610 Complainants cannot successfully assert that the second sentence of Article 27.4 is not limited to developing country Members referred to in paragraph 2(b) of Article 27. The first sentence of Article 27.4 expressly refers to paragraph 2(b) countries. The third sentence refers to desired extension of the eight-year phase-out requirement for export subsidies. It can apply only to paragraph 2(b) countries because paragraph 2(a) (i.e., Annex VII) countries are not required to phase out their export subsidies within eight years. In addition, the second sentence itself speaks of eliminating export subsidies "within a period shorter than that provided for in this paragraph." (Emphasis added.) That period can only be the eight-year period for phase-out of export subsidies by paragraph 2(b) countries.

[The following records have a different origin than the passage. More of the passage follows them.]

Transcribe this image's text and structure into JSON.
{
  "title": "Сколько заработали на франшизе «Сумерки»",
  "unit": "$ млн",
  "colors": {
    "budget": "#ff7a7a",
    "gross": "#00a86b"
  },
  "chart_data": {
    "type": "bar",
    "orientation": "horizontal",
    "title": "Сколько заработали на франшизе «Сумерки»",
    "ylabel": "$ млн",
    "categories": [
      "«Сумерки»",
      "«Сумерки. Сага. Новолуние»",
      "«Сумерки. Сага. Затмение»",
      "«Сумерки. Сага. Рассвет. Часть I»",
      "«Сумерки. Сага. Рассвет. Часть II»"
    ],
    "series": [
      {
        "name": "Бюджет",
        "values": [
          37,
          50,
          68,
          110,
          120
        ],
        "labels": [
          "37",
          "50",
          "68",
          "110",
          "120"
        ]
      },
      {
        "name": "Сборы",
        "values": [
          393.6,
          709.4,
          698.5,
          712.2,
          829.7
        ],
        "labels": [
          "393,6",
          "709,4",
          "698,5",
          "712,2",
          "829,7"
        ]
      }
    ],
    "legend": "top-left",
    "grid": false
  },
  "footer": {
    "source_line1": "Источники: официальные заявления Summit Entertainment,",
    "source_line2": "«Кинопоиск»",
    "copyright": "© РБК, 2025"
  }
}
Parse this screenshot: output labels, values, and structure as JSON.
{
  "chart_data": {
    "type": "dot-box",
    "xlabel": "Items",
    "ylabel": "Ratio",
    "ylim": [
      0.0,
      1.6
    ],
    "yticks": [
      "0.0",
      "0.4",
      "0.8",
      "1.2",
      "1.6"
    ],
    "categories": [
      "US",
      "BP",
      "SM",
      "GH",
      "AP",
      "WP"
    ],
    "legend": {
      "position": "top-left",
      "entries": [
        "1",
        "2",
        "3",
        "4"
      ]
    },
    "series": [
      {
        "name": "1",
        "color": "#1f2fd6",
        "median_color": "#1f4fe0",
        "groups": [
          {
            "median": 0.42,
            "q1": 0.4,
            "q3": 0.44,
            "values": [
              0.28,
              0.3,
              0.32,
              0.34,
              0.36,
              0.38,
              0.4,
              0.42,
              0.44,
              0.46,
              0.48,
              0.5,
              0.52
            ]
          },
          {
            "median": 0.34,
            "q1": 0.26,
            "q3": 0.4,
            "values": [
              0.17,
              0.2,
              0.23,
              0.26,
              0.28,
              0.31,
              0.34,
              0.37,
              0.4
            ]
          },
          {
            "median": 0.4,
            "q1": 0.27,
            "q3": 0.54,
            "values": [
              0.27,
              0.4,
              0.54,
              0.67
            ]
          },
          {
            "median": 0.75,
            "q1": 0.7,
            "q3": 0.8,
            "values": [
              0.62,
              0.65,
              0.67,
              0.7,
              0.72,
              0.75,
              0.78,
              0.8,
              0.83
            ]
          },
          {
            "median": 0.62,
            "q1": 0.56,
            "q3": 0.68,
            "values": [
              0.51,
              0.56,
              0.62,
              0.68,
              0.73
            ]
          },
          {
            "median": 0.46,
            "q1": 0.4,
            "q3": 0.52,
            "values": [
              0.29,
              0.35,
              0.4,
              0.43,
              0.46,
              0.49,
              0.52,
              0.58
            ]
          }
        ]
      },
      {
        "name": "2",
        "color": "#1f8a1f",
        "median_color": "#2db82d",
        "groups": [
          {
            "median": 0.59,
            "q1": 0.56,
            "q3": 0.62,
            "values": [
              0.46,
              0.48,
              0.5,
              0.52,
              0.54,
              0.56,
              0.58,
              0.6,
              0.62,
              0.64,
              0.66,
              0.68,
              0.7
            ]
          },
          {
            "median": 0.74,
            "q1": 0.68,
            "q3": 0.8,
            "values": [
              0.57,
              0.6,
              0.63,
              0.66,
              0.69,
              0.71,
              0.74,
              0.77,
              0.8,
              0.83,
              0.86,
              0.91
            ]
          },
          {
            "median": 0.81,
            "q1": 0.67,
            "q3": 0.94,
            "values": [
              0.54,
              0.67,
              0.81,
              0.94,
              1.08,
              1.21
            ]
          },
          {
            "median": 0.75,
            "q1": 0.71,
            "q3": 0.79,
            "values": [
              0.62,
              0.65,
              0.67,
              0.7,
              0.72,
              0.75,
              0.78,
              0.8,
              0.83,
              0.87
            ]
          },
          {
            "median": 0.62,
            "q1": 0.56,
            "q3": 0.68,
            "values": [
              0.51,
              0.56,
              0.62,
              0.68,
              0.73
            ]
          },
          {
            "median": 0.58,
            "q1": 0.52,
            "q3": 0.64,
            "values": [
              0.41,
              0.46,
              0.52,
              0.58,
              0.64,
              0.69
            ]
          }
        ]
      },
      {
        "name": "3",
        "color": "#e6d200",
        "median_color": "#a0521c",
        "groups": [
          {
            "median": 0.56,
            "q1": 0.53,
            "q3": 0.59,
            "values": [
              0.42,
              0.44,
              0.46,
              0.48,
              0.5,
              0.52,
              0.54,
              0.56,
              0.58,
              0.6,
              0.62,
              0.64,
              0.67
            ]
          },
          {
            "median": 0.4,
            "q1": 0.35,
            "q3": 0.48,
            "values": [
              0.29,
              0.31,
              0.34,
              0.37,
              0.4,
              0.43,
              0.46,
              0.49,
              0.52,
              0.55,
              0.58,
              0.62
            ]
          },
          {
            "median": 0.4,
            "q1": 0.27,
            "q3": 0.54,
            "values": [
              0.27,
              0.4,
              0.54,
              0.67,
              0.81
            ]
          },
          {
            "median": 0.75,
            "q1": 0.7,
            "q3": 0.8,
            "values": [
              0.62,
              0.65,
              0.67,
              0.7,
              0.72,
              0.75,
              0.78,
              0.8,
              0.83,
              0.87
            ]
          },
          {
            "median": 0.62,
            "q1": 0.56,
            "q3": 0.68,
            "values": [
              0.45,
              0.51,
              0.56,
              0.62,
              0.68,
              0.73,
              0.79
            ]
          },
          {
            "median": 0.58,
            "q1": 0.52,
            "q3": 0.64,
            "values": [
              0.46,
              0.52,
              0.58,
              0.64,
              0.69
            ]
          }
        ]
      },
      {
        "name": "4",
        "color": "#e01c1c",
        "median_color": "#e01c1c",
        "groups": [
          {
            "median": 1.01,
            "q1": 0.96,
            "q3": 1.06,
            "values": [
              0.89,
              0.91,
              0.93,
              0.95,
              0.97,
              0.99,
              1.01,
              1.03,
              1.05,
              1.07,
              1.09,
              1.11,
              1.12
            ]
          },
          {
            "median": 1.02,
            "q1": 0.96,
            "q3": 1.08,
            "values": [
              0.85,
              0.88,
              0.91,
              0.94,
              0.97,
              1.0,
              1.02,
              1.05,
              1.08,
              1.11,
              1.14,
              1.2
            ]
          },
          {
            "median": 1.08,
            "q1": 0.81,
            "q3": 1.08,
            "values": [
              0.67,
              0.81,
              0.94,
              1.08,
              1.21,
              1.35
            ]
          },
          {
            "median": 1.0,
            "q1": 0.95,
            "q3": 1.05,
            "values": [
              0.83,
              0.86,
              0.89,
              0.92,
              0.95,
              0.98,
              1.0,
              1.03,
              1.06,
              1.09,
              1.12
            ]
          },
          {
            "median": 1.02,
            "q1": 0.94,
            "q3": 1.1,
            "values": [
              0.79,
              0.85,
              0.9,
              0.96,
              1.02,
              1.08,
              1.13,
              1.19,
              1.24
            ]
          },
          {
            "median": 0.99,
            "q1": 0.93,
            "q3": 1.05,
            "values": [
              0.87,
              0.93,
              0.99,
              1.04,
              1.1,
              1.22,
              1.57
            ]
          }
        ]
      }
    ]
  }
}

Accordingly, analysis of the text of the second sentence of Article 27.4 and of its context confirm that the entirety of Article 27.4 applies only to paragraph 2(b) countries.

611 Report of the Appellate Body on EC - Bananas III, para. 200.

612 Decree of the Minister of Trade and Industry No.142/MPP/Kep/1996 (Japan Exhibit 43).

613 During the period from January 1996-December 1996, the total amount of automotive parts and components exported from Indonesia to Korea was $5,777,843, which includes not only parts and components for "Sedan/S515-1500cc", but also for other models produced by Kia Motors and for vehicles produced by other Korean companies (see Japan Exhibit 50). On the other hand, the value of the National Cars imported from Kia Motors during the period from June 1996 through December 1996 was $131,242,800 (see Japan Exhibits 30 and 31). Accordingly, it is quite obvious that, as far as the period from June 1996 through December 1996 is concerned, the value of the counter-purchase by Kia could never amount to 25 per cent of the import value of the National Cars (i.e. $32,810,700).

614 Presidential Decree No.42/1996 (Japan Exhibit 9).